National Center of Mathematics and Interdisciplinary Sciences, Academy of Mathematics and Systems Science, Chinese Academy of Sciences, Beijing, China.
University of Chinese Academy of Sciences, Beijing, China.
Bioinformatics. 2018 Jun 15;34(12):2019-2028. doi: 10.1093/bioinformatics/bty020.

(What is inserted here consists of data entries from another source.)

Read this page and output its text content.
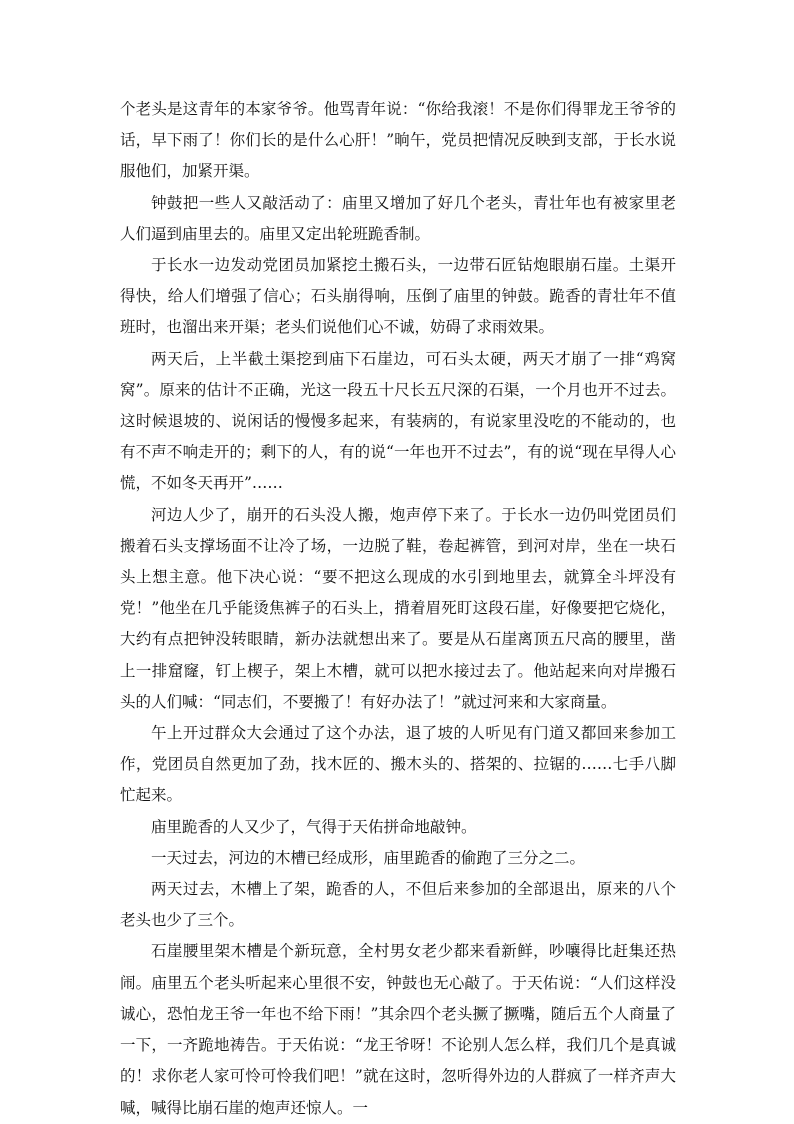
个老头是这青年的本家爷爷。他骂青年说：“你给我滚！不是你们得罪龙王爷爷的话，早下雨了！你们长的是什么心肝！”晌午，党员把情况反映到支部，于长水说服他们，加紧开渠。

钟鼓把一些人又敲活动了：庙里又增加了好几个老头，青壮年也有被家里老人们逼到庙里去的。庙里又定出轮班跪香制。

于长水一边发动党团员加紧挖土搬石头，一边带石匠钻炮眼崩石崖。土渠开得快，给人们增强了信心；石头崩得响，压倒了庙里的钟鼓。跪香的青壮年不值班时，也溜出来开渠；老头们说他们心不诚，妨碍了求雨效果。

两天后，上半截土渠挖到庙下石崖边，可石头太硬，两天才崩了一排“鸡窝窝”。原来的估计不正确，光这一段五十尺长五尺深的石渠，一个月也开不过去。这时候退坡的、说闲话的慢慢多起来，有装病的，有说家里没吃的不能动的，也有不声不响走开的；剩下的人，有的说“一年也开不过去”，有的说“现在早得人心慌，不如冬天再开”……

河边人少了，崩开的石头没人搬，炮声停下来了。于长水一边仍叫党团员们搬着石头支撑场面不让冷了场，一边脱了鞋，卷起裤管，到河对岸，坐在一块石头上想主意。他下决心说：“要不把这么现成的水引到地里去，就算全斗坪没有党！”他坐在几乎能烫焦裤子的石头上，揹着眉死盯这段石崖，好像要把它烧化，大约有点把钟没转眼睛，新办法就想出来了。要是从石崖离顶五尺高的腰里，凿上一排窟窿，钉上楔子，架上木槽，就可以把水接过去了。他站起来向对岸搬石头的人们喊：“同志们，不要搬了！有好办法了！”就过河来和大家商量。

午上开过群众大会通过了这个办法，退了坡的人听见有门道又都回来参加工作，党团员自然更加了劲，找木匠的、搬木头的、搭架的、拉锯的……七手八脚忙起来。

庙里跪香的人又少了，气得于天佑拼命地敲钟。

一天过去，河边的木槽已经成形，庙里跪香的偷跑了三分之二。

两天过去，木槽上了架，跪香的人，不但后来参加的全部退出，原来的八个老头也少了三个。

石崖腰里架木槽是个新玩意，全村男女老少都来看新鲜，吵嚷得比赶集还热闹。庙里五个老头听起来心里很不安，钟鼓也无心敲了。于天佑说：“人们这样没诚心，恐怕龙王爷一年也不给下雨！”其余四个老头撅了撅嘴，随后五个人商量了一下，一齐跪地祷告。于天佑说：“龙王爷呀！不论别人怎么样，我们几个是真诚的！求你老人家可怜可怜我们吧！”就在这时，忽听得外边的人群疯了一样齐声大喊，喊得比崩石崖的炮声还惊人。一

It is highly desirable to assemble genomes of high continuity and consistency at low cost. The current bottleneck of draft genome continuity using the second generation sequencing (SGS) reads is primarily caused by uncertainty among repetitive sequences. Even though the single-molecule real-time sequencing technology is very promising to overcome the uncertainty issue, its relatively high cost and error rate add burden on budget or computation. Many long-read assemblers take the overlap-layout-consensus (OLC) paradigm, which is less sensitive to sequencing errors, heterozygosity and variability of coverage. However, current assemblers of SGS data do not sufficiently take advantage of the OLC approach.
Aiming at minimizing uncertainty, the proposed method BAUM, breaks the whole genome into regions by adaptive unique mapping; then the local OLC is used to assemble each region in parallel. BAUM can (i) perform reference-assisted assembly based on the genome of a close species (ii) or improve the results of existing assemblies that are obtained based on short or long sequencing reads. The tests on two eukaryote genomes, a wild rice Oryza longistaminata and a parrot Melopsittacus undulatus, show that BAUM achieved substantial improvement on genome size and continuity. Besides, BAUM reconstructed a considerable amount of repetitive regions that failed to be assembled by existing short read assemblers. We also propose statistical approaches to control the uncertainty in different steps of BAUM.
http://www.zhanyuwang.xin/wordpress/index.php/2017/07/21/baum.
Supplementary data are available at Bioinformatics online.
以低成本组装具有高连续性和一致性的基因组是非常可取的。使用第二代测序(SGS)读取物进行草图基因组连续性的当前瓶颈主要是由于重复序列的不确定性引起的。尽管单分子实时测序技术非常有希望克服不确定性问题,但它相对较高的成本和错误率增加了预算或计算的负担。许多长读长组装器采用重叠布局共识(OLC)范式,该范式对测序错误、杂合性和覆盖度的变异性不太敏感。然而,当前的 SGS 数据组装器并没有充分利用 OLC 方法。
为了最小化不确定性,所提出的方法 BAUM 通过自适应唯一映射将整个基因组划分为区域;然后使用局部 OLC 并行组装每个区域。BAUM 可以(i)基于近缘物种的基因组进行参考辅助组装(ii)或改进基于短读或长读测序获得的现有组装结果。对两个真核生物基因组,野生稻 Oryza longistaminata 和鹦鹉 Melopsittacus undulatus 的测试表明,BAUM 在基因组大小和连续性方面取得了实质性的改进。此外,BAUM 重建了相当数量的重复区域,这些区域无法被现有的短读长组装器组装。我们还提出了统计方法来控制 BAUM 不同步骤中的不确定性。
http://www.zhanyuwang.xin/wordpress/index.php/2017/07/21/baum.
补充数据可在 Bioinformatics 在线获得。